Why is it important to have this single consistent view?  With other security vendors who don't use the same technology behind their on-premise and cloud offerings, it's possible that IT admins need to use different management tools for reporting, generating two separate reports to track a user who has used both cloud and on-premise access. 

With many other security vendors, users are protected by different policy engines, security defenses and web category ratings; depending on whether the user is protected by cloud or on-premise security, creating the possibility of inconsistent enforcement.  This is the by-product of using completely different policy engines, and ratings mechanisms in the cloud from the on-premise solution.   Blue Coat's Unified Security Solution gives you get a single view, consistent policy and consistent ratings across both on-premise and cloud services.

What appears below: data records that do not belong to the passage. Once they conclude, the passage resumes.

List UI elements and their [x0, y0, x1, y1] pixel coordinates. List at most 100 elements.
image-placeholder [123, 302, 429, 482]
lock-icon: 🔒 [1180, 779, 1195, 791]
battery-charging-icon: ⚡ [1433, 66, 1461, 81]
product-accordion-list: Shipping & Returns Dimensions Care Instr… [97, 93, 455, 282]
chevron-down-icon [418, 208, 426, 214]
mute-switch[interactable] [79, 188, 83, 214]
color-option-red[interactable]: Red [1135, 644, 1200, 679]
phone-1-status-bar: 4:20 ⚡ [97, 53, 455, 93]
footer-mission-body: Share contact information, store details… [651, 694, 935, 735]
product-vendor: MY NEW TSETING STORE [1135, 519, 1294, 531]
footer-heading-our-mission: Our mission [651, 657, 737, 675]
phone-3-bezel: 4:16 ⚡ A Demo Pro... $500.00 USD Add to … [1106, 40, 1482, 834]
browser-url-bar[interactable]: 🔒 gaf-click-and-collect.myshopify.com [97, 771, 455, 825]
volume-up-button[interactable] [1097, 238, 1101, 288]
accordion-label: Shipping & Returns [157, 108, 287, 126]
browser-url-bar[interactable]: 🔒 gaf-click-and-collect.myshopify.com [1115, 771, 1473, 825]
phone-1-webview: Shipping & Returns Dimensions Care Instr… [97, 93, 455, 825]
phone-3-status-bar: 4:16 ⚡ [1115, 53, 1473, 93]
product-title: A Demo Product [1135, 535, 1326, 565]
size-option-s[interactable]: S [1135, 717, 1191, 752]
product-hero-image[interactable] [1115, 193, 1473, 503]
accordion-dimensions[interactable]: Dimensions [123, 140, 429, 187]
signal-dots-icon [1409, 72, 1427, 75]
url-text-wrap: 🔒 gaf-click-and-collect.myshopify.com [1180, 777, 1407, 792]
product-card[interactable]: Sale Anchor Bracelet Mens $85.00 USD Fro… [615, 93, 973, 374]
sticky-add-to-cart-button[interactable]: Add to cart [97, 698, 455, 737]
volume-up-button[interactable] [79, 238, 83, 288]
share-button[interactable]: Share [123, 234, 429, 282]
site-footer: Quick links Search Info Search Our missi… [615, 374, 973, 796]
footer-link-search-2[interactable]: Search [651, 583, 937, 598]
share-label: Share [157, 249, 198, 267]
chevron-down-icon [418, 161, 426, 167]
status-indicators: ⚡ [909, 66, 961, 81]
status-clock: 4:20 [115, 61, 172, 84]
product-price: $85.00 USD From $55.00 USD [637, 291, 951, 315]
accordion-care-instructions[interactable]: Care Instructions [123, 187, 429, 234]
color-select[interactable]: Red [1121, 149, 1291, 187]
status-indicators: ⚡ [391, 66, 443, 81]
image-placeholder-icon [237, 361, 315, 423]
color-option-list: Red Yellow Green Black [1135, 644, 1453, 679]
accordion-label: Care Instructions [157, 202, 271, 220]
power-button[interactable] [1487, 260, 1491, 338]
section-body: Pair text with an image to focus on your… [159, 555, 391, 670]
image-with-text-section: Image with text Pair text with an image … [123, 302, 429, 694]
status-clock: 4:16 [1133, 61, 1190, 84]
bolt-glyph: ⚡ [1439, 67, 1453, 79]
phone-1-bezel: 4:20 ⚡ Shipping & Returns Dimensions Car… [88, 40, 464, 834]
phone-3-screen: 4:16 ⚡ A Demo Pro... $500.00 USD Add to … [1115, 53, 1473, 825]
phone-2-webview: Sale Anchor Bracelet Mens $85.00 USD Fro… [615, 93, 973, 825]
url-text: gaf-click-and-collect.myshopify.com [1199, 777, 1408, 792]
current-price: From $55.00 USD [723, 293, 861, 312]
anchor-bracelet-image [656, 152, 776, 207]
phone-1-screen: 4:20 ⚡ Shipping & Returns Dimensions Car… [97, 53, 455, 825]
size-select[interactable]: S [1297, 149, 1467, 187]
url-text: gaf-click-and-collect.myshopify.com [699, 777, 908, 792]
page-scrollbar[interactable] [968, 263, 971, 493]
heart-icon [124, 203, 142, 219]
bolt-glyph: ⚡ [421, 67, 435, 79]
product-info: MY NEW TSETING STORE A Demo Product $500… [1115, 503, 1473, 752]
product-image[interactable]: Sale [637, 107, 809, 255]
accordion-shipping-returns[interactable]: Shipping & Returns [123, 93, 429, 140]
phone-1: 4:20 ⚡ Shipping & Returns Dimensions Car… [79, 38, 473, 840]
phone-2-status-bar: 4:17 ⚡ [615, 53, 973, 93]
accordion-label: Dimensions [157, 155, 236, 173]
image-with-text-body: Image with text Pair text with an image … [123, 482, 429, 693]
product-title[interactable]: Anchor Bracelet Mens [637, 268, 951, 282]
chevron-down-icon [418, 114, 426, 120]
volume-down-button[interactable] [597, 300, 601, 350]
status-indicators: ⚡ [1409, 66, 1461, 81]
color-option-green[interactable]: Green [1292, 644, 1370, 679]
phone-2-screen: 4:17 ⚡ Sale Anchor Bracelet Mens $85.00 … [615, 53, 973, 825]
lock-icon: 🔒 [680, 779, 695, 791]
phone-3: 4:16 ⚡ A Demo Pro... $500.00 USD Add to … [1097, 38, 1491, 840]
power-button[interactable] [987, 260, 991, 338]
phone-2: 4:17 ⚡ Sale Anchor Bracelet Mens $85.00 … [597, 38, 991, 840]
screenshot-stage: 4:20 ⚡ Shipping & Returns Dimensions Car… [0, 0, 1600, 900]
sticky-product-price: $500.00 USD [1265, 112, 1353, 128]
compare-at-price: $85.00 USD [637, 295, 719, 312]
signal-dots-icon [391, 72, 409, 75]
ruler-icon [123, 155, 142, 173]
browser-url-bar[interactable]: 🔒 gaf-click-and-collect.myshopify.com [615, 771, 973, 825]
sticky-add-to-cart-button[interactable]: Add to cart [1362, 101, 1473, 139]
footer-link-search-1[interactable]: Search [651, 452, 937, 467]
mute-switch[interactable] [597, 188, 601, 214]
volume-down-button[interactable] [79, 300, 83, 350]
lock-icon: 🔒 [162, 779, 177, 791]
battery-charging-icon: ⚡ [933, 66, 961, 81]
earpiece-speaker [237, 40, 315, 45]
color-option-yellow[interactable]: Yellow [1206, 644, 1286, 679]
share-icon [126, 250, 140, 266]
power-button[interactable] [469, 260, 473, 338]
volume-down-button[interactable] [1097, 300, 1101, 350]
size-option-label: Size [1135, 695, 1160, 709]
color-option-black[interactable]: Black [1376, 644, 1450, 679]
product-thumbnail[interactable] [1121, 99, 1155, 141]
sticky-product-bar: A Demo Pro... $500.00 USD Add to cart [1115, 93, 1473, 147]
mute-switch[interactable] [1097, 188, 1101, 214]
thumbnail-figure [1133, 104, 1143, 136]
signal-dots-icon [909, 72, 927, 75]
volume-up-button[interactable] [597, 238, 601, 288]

Once you have consistency in policy and enforcement, you can then move towards the next evolution in security requirements for a mobile worker.  That evolution is context-aware policy.  Not only can you protect the user regardless of the network they attach to, but you can also making policy decisions based on the device they are using and the network they attach to.  Obviously blocking malware is a policy that you want to enforce regardless of the network or device a user is using to access the web.  But a personal device attached to a corporate network may have less policy enforcement, perhaps allowing personal email and even social networking on personal devices, but not alllowing those categories on corporate owned devices attached to an organization’s network.  Similarly, a corporate owned device on a public network may have access to social networking and private email.  

With context aware policy, IT administrators can now enforce policy that is appropriate for each user depending on which device and which network they are using.  Blue Coat's Unified Security Solution gives you a single view, consistent policy and consistent ratings across both on-premise and cloud services and the ability to implement context aware policy to protect a user on any device, in any location, on any network and the ability to use context aware policy as needed.